The min and max rewards for an environment are available as a part of env_config. For example

from ray.tune import registry
import envs.procgen_env_wrapper import ProcgenEnvWrapper

def my_custom_env(env_config):
    return_min = env_config["return_min"]
    return_blind = env_config["return_blind"]
    return_max = env_config["return_max"]
    env = ProcgenEnvWrapper(env_config)
    return env

registry.register_env(
    "my_custom_env",  # This should be different from procgen_env_wrapper
    my_custom_env,
)

Alternatively, these values are also accessible via the ProcgenEnvWrapper. For example,

from ray.tune import registry
import envs.procgen_env_wrapper import ProcgenEnvWrapper

def my_custom_env(env_config):
    env = ProcgenEnvWrapper(env_config)
    return_min = env.return_min
    return_blind = env.return_blind
    return_max = env.return_max
    return env

registry.register_env(
    "my_custom_env",  # This should be different from procgen_env_wrapper
    my_custom_env,
)

return_min is an approximate lower bound on the value function (minimum possible reward)
return_blind is the reward obtained by an agent with no access to the observations
return_max is the maximum possible reward for the environment

dipam_chakraborty · August 31, 2020, 8:34pm

So do we need to use these attributes provided or can we program our own? For example Distributional RL we need the actual minimum instead of the “blind observation training” minimum given.

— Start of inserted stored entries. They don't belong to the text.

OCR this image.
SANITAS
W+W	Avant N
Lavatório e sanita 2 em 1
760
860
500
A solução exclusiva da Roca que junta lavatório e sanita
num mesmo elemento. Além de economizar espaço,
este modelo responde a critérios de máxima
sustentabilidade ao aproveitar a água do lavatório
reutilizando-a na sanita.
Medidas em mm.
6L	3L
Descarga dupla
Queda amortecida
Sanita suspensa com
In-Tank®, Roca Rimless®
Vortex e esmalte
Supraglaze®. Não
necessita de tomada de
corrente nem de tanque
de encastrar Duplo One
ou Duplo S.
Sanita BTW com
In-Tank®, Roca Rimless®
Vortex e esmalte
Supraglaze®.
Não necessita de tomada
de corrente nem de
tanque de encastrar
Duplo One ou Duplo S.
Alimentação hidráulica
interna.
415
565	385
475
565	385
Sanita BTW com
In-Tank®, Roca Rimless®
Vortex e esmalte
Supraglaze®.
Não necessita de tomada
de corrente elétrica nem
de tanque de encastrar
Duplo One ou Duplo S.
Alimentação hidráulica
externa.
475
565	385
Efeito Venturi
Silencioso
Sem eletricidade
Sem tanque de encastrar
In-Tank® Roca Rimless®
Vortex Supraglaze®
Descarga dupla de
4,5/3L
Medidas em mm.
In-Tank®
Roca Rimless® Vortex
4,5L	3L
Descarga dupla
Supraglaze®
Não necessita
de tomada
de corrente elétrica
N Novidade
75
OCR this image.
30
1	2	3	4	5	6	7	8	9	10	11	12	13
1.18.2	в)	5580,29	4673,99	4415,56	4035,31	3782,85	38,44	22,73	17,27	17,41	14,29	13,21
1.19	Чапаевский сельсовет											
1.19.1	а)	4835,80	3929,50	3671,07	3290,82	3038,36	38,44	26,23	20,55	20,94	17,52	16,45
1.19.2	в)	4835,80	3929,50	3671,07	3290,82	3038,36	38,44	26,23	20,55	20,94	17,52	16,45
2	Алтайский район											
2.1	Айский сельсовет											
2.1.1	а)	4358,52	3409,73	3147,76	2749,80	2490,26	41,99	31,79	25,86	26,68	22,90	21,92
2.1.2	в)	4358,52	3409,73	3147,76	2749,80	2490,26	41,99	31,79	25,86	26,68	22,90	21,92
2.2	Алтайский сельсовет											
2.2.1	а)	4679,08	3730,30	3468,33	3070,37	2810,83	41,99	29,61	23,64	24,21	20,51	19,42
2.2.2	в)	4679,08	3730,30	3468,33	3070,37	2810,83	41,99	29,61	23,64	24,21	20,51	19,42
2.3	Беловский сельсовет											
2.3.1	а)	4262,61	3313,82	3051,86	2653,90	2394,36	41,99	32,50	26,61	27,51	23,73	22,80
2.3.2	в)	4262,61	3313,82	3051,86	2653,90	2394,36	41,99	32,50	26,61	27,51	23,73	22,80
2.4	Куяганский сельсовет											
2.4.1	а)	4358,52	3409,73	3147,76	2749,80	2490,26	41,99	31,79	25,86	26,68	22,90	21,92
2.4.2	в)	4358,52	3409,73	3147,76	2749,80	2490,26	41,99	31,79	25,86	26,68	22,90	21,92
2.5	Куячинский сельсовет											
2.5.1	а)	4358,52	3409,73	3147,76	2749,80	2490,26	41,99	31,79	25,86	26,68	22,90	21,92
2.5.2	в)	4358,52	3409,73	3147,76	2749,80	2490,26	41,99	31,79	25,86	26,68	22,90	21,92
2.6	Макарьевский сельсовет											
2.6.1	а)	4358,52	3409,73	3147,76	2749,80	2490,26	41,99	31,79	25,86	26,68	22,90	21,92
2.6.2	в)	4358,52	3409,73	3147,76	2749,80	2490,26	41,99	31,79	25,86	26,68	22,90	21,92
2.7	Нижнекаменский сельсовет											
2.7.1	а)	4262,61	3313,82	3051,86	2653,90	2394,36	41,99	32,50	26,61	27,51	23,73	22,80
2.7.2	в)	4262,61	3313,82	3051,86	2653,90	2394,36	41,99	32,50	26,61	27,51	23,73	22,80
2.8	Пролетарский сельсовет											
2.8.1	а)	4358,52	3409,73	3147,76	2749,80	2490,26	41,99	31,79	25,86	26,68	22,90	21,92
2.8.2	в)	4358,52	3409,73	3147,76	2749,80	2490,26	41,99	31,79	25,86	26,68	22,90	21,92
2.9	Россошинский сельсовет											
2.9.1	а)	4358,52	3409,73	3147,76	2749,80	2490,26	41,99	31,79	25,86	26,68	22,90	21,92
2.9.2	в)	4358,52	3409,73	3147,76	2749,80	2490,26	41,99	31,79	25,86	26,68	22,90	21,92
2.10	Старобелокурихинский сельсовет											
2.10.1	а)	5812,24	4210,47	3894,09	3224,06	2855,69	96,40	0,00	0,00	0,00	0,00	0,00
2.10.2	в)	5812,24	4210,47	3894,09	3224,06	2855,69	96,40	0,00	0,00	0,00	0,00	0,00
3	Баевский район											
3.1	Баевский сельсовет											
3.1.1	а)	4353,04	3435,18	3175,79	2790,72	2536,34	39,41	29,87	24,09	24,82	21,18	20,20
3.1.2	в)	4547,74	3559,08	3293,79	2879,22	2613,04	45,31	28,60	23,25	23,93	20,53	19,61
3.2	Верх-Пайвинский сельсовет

jyotish · August 31, 2020, 9:29pm

Hello @dipam_chakraborty

Thanks for pointing this out. We made a few changes and now provide min, blind and max reward values. We are also using “return” instead of “reward”, so that these values aren’t confused with single step rewards.

asuka · September 5, 2020, 9:44am

So it means when it runs locally, we could specified these values in the *.yaml file, and the values will be provided (overwritten) during submission?